When submitting a solution in C++, please select either C++14 (GCC 6-32) or C++17 (GCC 7-32) as your compiler. ×

Ant_Man's blog

By Ant_Man, history, 3 years ago, In English

How to solve B, E, F, G, H, I, J?

  • Vote: I like it
  • +54
  • Vote: I do not like it

»
3 years ago, # |
  Vote: I like it +41 Vote: I do not like it

F: The idea comes from Petrozavodsk Summer 2016. Day 7: Ural FU Dandelion Contest. F. Suffix Array for Thue-Morse.

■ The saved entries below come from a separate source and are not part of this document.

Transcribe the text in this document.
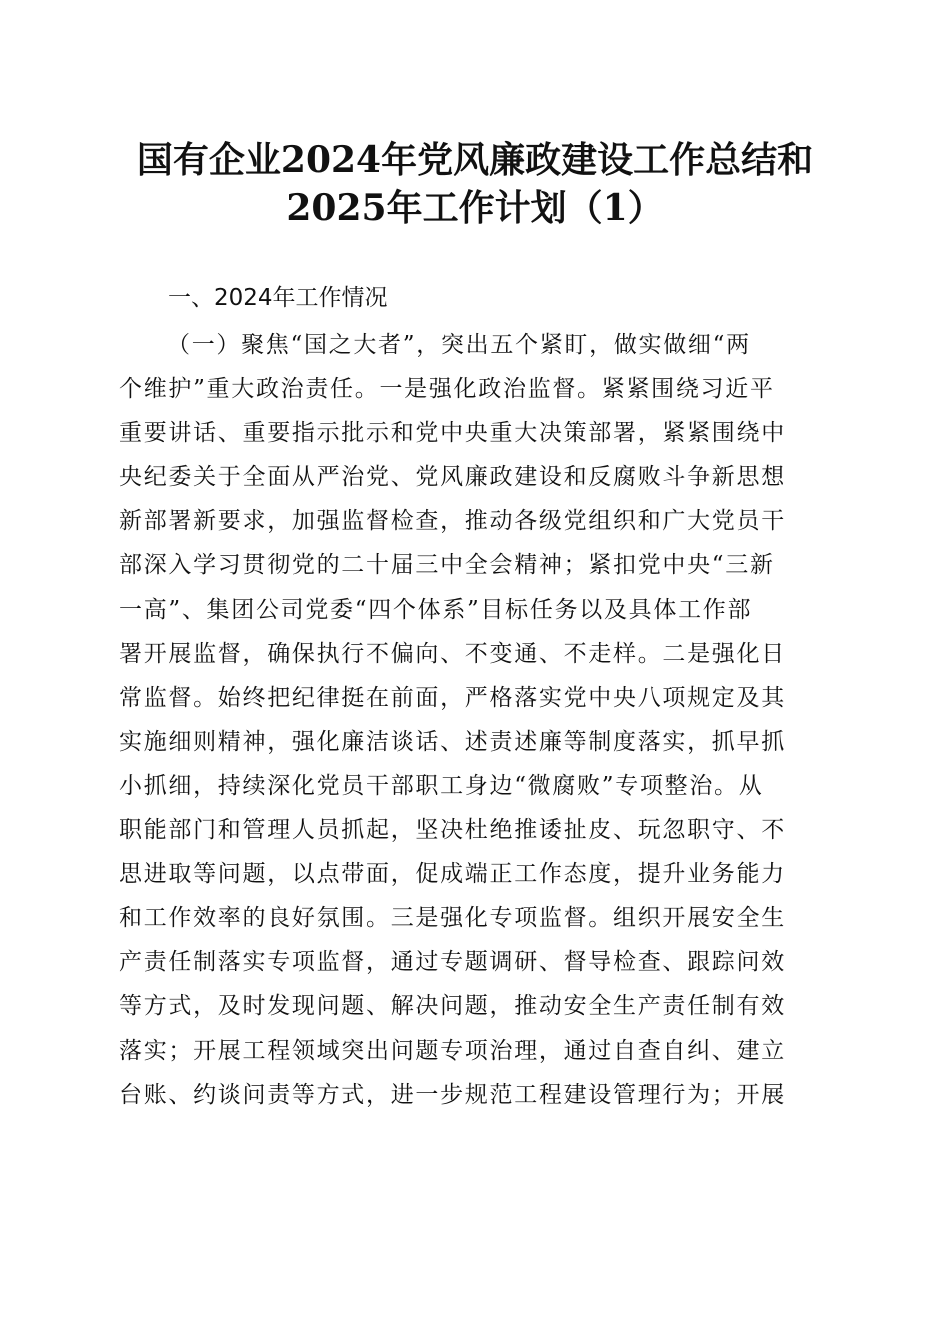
国有企业2024年党风廉政建设工作总结和
2025年工作计划（1）
一、2024年工作情况
（一）聚焦“国之大者”，突出五个紧盯，做实做细“两
个维护”重大政治责任。一是强化政治监督。紧紧围绕习近平
重要讲话、重要指示批示和党中央重大决策部署，紧紧围绕中
央纪委关于全面从严治党、党风廉政建设和反腐败斗争新思想
新部署新要求，加强监督检查，推动各级党组织和广大党员干
部深入学习贯彻党的二十届三中全会精神；紧扣党中央“三新
一高”、集团公司党委“四个体系”目标任务以及具体工作部
署开展监督，确保执行不偏向、不变通、不走样。二是强化日
常监督。始终把纪律挺在前面，严格落实党中央八项规定及其
实施细则精神，强化廉洁谈话、述责述廉等制度落实，抓早抓
小抓细，持续深化党员干部职工身边“微腐败”专项整治。从
职能部门和管理人员抓起，坚决杜绝推诿扯皮、玩忽职守、不
思进取等问题，以点带面，促成端正工作态度，提升业务能力
和工作效率的良好氛围。三是强化专项监督。组织开展安全生
产责任制落实专项监督，通过专题调研、督导检查、跟踪问效
等方式，及时发现问题、解决问题，推动安全生产责任制有效
落实；开展工程领域突出问题专项治理，通过自查自纠、建立
台账、约谈问责等方式，进一步规范工程建设管理行为；开展
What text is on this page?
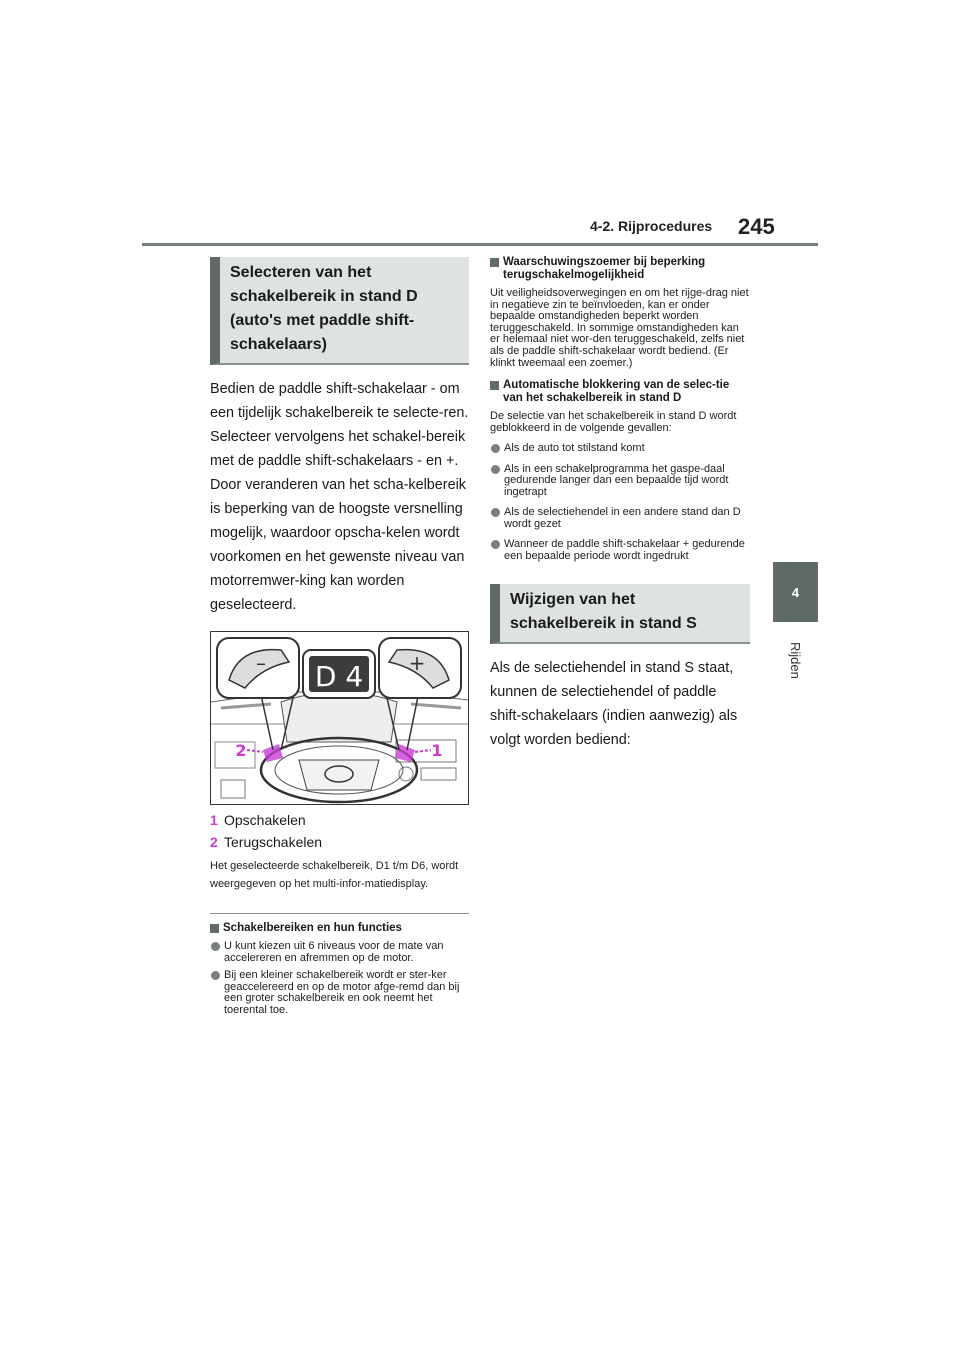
4-2. Rijprocedures 245
4
Rijden
Selecteren van het schakelbereik in stand D (auto's met paddle shift-schakelaars)
Bedien de paddle shift-schakelaar - om een tijdelijk schakelbereik te selecte-ren. Selecteer vervolgens het schakel-bereik met de paddle shift-schakelaars - en +. Door veranderen van het scha-kelbereik is beperking van de hoogste versnelling mogelijk, waardoor opscha-kelen wordt voorkomen en het gewenste niveau van motorremwer-king kan worden geselecteerd.
D 4
–	+
2	1
1 Opschakelen
2 Terugschakelen
Het geselecteerde schakelbereik, D1 t/m D6, wordt weergegeven op het multi-infor-matiedisplay.
Schakelbereiken en hun functies
U kunt kiezen uit 6 niveaus voor de mate van accelereren en afremmen op de motor.
Bij een kleiner schakelbereik wordt er ster-ker geaccelereerd en op de motor afge-remd dan bij een groter schakelbereik en ook neemt het toerental toe.
Waarschuwingszoemer bij beperking terugschakelmogelijkheid
Uit veiligheidsoverwegingen en om het rijge-drag niet in negatieve zin te beïnvloeden, kan er onder bepaalde omstandigheden beperkt worden teruggeschakeld. In sommige omstandigheden kan er helemaal niet wor-den teruggeschakeld, zelfs niet als de paddle shift-schakelaar wordt bediend. (Er klinkt tweemaal een zoemer.)
Automatische blokkering van de selec-tie van het schakelbereik in stand D
De selectie van het schakelbereik in stand D wordt geblokkeerd in de volgende gevallen:
Als de auto tot stilstand komt
Als in een schakelprogramma het gaspe-daal gedurende langer dan een bepaalde tijd wordt ingetrapt
Als de selectiehendel in een andere stand dan D wordt gezet
Wanneer de paddle shift-schakelaar + gedurende een bepaalde periode wordt ingedrukt
Wijzigen van het schakelbereik in stand S
Als de selectiehendel in stand S staat, kunnen de selectiehendel of paddle shift-schakelaars (indien aanwezig) als volgt worden bediend:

Build the compacted suffix automaton of $$$fib_n$$$ and you can find some nice structures.

  • Every fibonacci word ends with ab and ba alternatively.
  • The states corresponding with $$$fib_n, fib_{n-2}, \dots, fib_{n \bmod 2}$$$ are accepting states.
  • Except with the edge in the main string, there are $$$\min(n-2,0)$$$ extra edges.
  • Every extra edge starts from some position like $$$fib_i-2$$$ and ends at $$$fib_{i+1}-1$$$. The label in the edge is determined by the parity of $$$i$$$.
  • We will never go through two extra edges consecutively.

An example for $$$fib_6$$$

       _________a__________                _________________a_______________
      /                    \              /                                 \
0-a->[1]-b->[[2]]-a->[3]-a->4-b->[[5]]-a->6-b->7-a->[8]-a->9-b->10-a->11-a->12-b->[[13]]
\_____b_____/      \__________b_______________/

The [[x]] means the accepting states, and the [x] means a fibonacci word.

It can be seen that we can only use $$$O(n)$$$ states to represent $$$fib_n$$$. And the suffix array can be obtained by walking the compacted suffix automaton. Since the maximum index is $$$10^{18}$$$, we can only keep the last $$$O(\log 10^{18})$$$ nodes.

  • »
    »
    3 years ago, # ^ |
      Vote: I like it 0 Vote: I do not like it

    Is the second extra b edge going from 3 to 7?

  • »
    »
    3 years ago, # ^ |
      Vote: I like it +10 Vote: I do not like it

    Is there a general method for solving this problem on various morphic words? For instance, what about tribonacci: $$$a \to ab, b \to ac, c \to a$$$?

»
3 years ago, # |
  Vote: I like it +21 Vote: I do not like it

E: It can be seen that $$$dp_x$$$ equals to some $$$a_i+b_{i+1}+\dots+b_{x}$$$. Let the prefix sum of $$$b$$$ be $$$s$$$,

$$$ dp_x=\max_{i=0}^{x}(a_i + s_x - s_i)=s_x+\max_{i=0}^{x}(a_i - s_i) $$$

Use segment tree to maintain the value of $$$a_i-s_i$$$.

»
3 years ago, # |
  Vote: I like it -48 Vote: I do not like it

Meh, nine <=medium problems that can be done in <=2.5h and one boring killer.

  • »
    »
    3 years ago, # ^ |
    Rev. 2   Vote: I like it +101 Vote: I do not like it

    I agree but to be fair top-5 teams seems too strong now. Problems are either <=medium or almost unsolvable. It sounds stupid but... if it can be solved, USA1 will do it in 20 minutes :)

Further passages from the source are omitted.